I like the color, very cute.  I wish I could make something like that.


----------



## chloeschihuahau (Feb 7, 2010)

awh so cute. my friends mum knitted a pink jumper for pixie, its really nice. alot like yours. i really like it


----------



## snazzychi (Jan 19, 2010)

how sweet! i had a black and blue stripy one for william when he was little, it fitted him when he weighed just over a pound! now my daughter uses it for her teddy! xx


----------



## TinyGiant (Jan 20, 2010)

I love it! Is it your own pattern? If not, which pattern did you use?


----------



## QUIGLEY'S MOM (Jan 12, 2010)

OMG! How cute. You did a great job!


----------



## Cambrea (Feb 21, 2010)

That is so cute! They never have sweaters that small in stores, baby chi's are so hard to fit.


----------



## MChis (Oct 13, 2009)

That is cute!!!


----------



## *Princess* (Feb 7, 2009)

good job!! x


----------



## I<3Gizmo (Feb 12, 2009)

Thanks guys!! 

Gail, here's the link
http://autumnblossomknits.wordpress.com/2009/01/26/2-lb-cabled-dog-sweater/


----------



## Bella Luna (Jan 15, 2010)

WOW!! That's awesome! I wish I was that talented!!! Haha


----------



## TLI (Sep 3, 2008)

You did an awesome job!!!! Such talent!


----------



## I<3Gizmo (Feb 12, 2009)

thanks for all the positive feed back!! Ladies knitting isnt that hard!! I taught myself in 10th grade, and now there are several videos on youtube that teach you how to do it!! I say give it a go!


----------



## Jerry'sMom (May 5, 2009)

Wow, what an incredibly cute little sweater! You are so clever!
Good for you.


----------



## Ivy's mom (Feb 15, 2008)

Very cute!!!! I haven't knitted much since my girls were little, I use to knit sweater for them.
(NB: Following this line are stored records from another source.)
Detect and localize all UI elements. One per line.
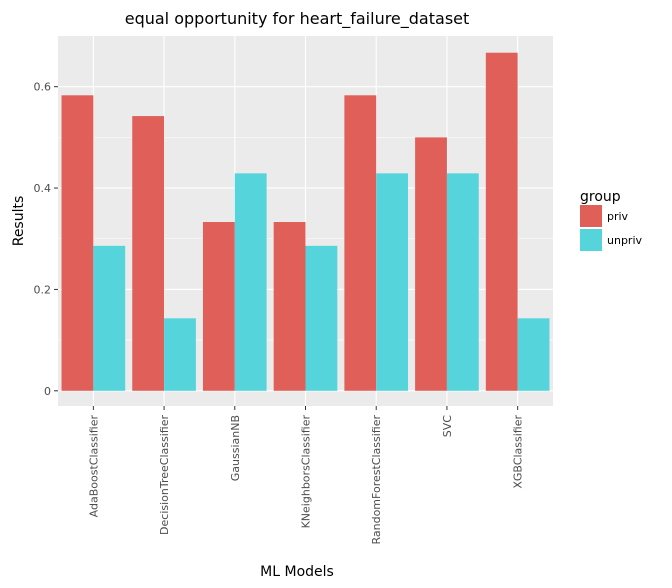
bar-priv-KNeighborsClassifier bbox=[273, 222, 306, 391]
chart-title: equal opportunity for heart_failure_data… bbox=[125, 9, 470, 29]
legend-key-unpriv bbox=[580, 229, 602, 251]
y-tick-label: 0.4 bbox=[34, 182, 52, 195]
y-tick-label: 0.6 bbox=[34, 81, 52, 94]
x-axis-title: ML Models bbox=[260, 564, 334, 580]
bar-unpriv-AdaBoostClassifier bbox=[93, 245, 126, 391]
bar-priv-XGBClassifier bbox=[485, 52, 518, 391]
bar-priv-RandomForestClassifier bbox=[344, 95, 377, 391]
legend-label-priv: priv bbox=[607, 210, 629, 223]
legend-key-priv bbox=[580, 205, 602, 227]
legend: group priv unpriv bbox=[580, 189, 643, 251]
bar-unpriv-RandomForestClassifier bbox=[376, 173, 409, 391]
bar-priv-SVC bbox=[415, 137, 447, 391]
bar-priv-AdaBoostClassifier bbox=[61, 95, 94, 391]
y-axis-title: Results bbox=[11, 196, 27, 247]
legend-label-unpriv: unpriv bbox=[607, 234, 643, 247]
x-tick-label: AdaBoostClassifier bbox=[87, 415, 100, 518]
x-tick-label: SVC bbox=[441, 415, 454, 438]
x-tick-label: GaussianNB bbox=[229, 415, 242, 481]
bar-unpriv-KNeighborsClassifier bbox=[305, 245, 338, 391]
x-tick-label: DecisionTreeClassifier bbox=[158, 415, 171, 535]
x-axis: AdaBoostClassifier DecisionTreeClassifier… bbox=[87, 406, 525, 545]
bar-priv-GaussianNB bbox=[202, 222, 235, 391]
y-tick-label: 0.2 bbox=[34, 283, 52, 296]
y-tick-label: 0 bbox=[44, 385, 51, 398]
y-axis: 0 0.2 0.4 0.6 bbox=[34, 81, 58, 398]
x-tick-label: KNeighborsClassifier bbox=[300, 415, 313, 529]
bar-unpriv-XGBClassifier bbox=[517, 318, 550, 391]
bar-priv-DecisionTreeClassifier bbox=[132, 116, 165, 391]
x-tick-label: RandomForestClassifier bbox=[370, 415, 383, 545]
bar-unpriv-SVC bbox=[446, 173, 479, 391]
bars-layer bbox=[61, 52, 550, 391]
bar-unpriv-DecisionTreeClassifier bbox=[164, 318, 196, 391]
x-tick-label: XGBClassifier bbox=[512, 415, 525, 489]
legend-title: group bbox=[580, 189, 621, 205]
bar-unpriv-GaussianNB bbox=[234, 173, 267, 391]
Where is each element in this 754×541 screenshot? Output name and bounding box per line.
Looks like a fun one to try. Great job!!!

Lori


----------



## Cambrea (Feb 21, 2010)

They have little kits at the store you can get to learn knitting too, with a book and needles. I got one, but the videos were much more helpful.


----------



## I<3Gizmo (Feb 12, 2009)

thanks everyone!


----------